Azıcık bir dünya menfaati için dostluk, ahlak, yol ve dava arkadaşlığı maalesef
küçük hesapların kurbanı oluyor.
Allah,
düşmanımız da olsa adaletle davranmamızı, haksızlık yapılmamasını emrediyor. Düşmanlığın
da bir hukuku ve ahlakı var. Hakkaniyetli ve güzel davranmak mümince bir
davranıştır.
Yaptığınız
şey her neyse siz iyi iseniz iyi, kötü iseniz sonuç kötü oluyor. Örneğin,
siyaset ahlakı ‘ölümle sıtma arasında
bir tercihe zorlanıyorsa’ müsebbibi zorlayandır. Siyaset kurumu bu tür
siyasetçiler eliyle büyük yara alıyor.
Siyaset
ahlakını bozanların bir eşkâli var mı, tabi ki var. Güncel olması aşçısından
bir örnek; koalisyon kurmaya çalışan muhalefet liderlerinden biri on iki ay
birlikte olduğu masayı “kumar masası”
diyerek terk ediyor. İyi de siz o masada değil miydiniz? Ayrıca terk edebilirsiniz
de, ancak kullandığınız dil ve üslup, tavrınız muhtemel bir iktidar olmanız
durumunda ülkemiz adına kaygı vericidir.
Nihayet
Cumhurbaşkanı adaylığına adını yazdırmayı başaran masanın diğer ortağı da, “siyasi oyuncu, nezaketsiz, oy devşiren”
suçlaması ile ortağına karşılık veriyor. Ah ahlak, sen kimlerin ellerinde heba
oluyorsun!
Tekrar
edelim, siyasetin de bir ahlakı var. Siyasetçilerin görevi buna uymak, bu
zeminde millete ve vatana hizmet etmektir.

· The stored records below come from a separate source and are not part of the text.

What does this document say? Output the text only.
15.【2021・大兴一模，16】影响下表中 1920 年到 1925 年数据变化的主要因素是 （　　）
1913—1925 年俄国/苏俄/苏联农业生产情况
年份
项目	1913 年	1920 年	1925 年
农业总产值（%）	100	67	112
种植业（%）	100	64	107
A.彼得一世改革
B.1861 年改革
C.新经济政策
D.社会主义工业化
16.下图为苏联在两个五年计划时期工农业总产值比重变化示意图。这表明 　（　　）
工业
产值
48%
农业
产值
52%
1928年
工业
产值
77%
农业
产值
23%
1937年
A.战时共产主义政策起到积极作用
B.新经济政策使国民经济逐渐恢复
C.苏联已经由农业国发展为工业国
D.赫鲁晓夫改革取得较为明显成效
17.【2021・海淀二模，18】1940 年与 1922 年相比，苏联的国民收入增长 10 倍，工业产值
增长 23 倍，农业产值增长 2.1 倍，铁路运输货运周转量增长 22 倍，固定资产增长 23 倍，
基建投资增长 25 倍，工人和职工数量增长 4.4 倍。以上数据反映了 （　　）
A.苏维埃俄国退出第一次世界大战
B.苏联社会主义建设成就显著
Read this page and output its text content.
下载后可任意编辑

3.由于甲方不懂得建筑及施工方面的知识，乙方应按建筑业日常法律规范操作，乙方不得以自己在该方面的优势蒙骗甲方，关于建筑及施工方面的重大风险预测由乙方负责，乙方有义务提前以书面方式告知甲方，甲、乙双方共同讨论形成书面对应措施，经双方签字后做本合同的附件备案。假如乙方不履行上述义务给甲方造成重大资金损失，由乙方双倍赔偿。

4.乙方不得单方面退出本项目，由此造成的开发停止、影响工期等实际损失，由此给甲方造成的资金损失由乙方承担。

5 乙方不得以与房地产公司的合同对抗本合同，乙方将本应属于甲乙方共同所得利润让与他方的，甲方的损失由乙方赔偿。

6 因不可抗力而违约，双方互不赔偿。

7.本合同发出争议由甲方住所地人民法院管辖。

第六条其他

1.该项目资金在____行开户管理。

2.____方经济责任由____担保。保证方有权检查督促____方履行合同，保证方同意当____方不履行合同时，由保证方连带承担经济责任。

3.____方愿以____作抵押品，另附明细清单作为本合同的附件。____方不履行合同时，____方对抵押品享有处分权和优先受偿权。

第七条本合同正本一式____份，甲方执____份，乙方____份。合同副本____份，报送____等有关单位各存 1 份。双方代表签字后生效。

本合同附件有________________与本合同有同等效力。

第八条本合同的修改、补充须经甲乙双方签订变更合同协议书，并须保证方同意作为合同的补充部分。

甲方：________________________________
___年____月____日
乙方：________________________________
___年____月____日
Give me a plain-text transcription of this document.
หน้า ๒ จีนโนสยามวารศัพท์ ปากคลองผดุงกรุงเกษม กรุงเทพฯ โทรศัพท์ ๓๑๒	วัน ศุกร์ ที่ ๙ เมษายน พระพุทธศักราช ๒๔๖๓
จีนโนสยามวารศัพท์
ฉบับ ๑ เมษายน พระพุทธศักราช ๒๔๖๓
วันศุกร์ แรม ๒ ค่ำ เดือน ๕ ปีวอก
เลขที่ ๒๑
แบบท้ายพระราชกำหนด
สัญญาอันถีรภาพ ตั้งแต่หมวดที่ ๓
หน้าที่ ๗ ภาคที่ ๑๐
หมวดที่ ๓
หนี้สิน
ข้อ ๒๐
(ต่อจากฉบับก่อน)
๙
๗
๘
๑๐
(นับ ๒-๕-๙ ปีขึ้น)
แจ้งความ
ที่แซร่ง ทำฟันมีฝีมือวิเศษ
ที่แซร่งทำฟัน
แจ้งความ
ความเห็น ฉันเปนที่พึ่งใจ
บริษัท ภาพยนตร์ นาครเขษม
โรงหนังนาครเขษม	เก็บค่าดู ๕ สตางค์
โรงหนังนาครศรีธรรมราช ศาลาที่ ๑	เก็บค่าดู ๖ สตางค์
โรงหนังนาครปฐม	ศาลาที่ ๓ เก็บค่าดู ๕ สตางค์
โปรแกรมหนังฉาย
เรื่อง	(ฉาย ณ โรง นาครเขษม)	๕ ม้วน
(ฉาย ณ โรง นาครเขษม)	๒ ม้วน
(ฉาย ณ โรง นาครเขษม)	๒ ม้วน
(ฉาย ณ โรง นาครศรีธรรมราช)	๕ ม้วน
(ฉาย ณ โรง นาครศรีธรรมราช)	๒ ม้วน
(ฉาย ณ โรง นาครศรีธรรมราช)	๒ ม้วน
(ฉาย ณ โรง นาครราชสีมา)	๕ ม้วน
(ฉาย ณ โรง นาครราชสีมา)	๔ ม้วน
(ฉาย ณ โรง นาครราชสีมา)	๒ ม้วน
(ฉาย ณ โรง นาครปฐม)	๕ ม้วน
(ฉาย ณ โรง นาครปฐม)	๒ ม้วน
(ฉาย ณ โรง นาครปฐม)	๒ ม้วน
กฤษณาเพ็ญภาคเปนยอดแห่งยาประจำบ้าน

Zar atmak, koltuk kapmak değildir.
Muhteris, ilkesiz ve beceriksiz siyasetçilerin ülkemize ne bedeller ödettiğine
geçmişte çok şahit olduk. Bir kez daha şahitleri olmak istemiyoruz. Ah, o kör
olası iktidar tutkunluğu, sen yok musun?
Siyasette,
ahlak ve seviyeyi düşürenlerin ülkemiz üzerine oynanan yakıcı ve yıkıcı
oyunların parçası olup olmadıklarını yakında göreceğiz. Umarım, duyduğumuz
şeyler doğru değildir.
Milletimizin
merak etiği soru şu, Meral Hanım’ı masaya kim döndürdü?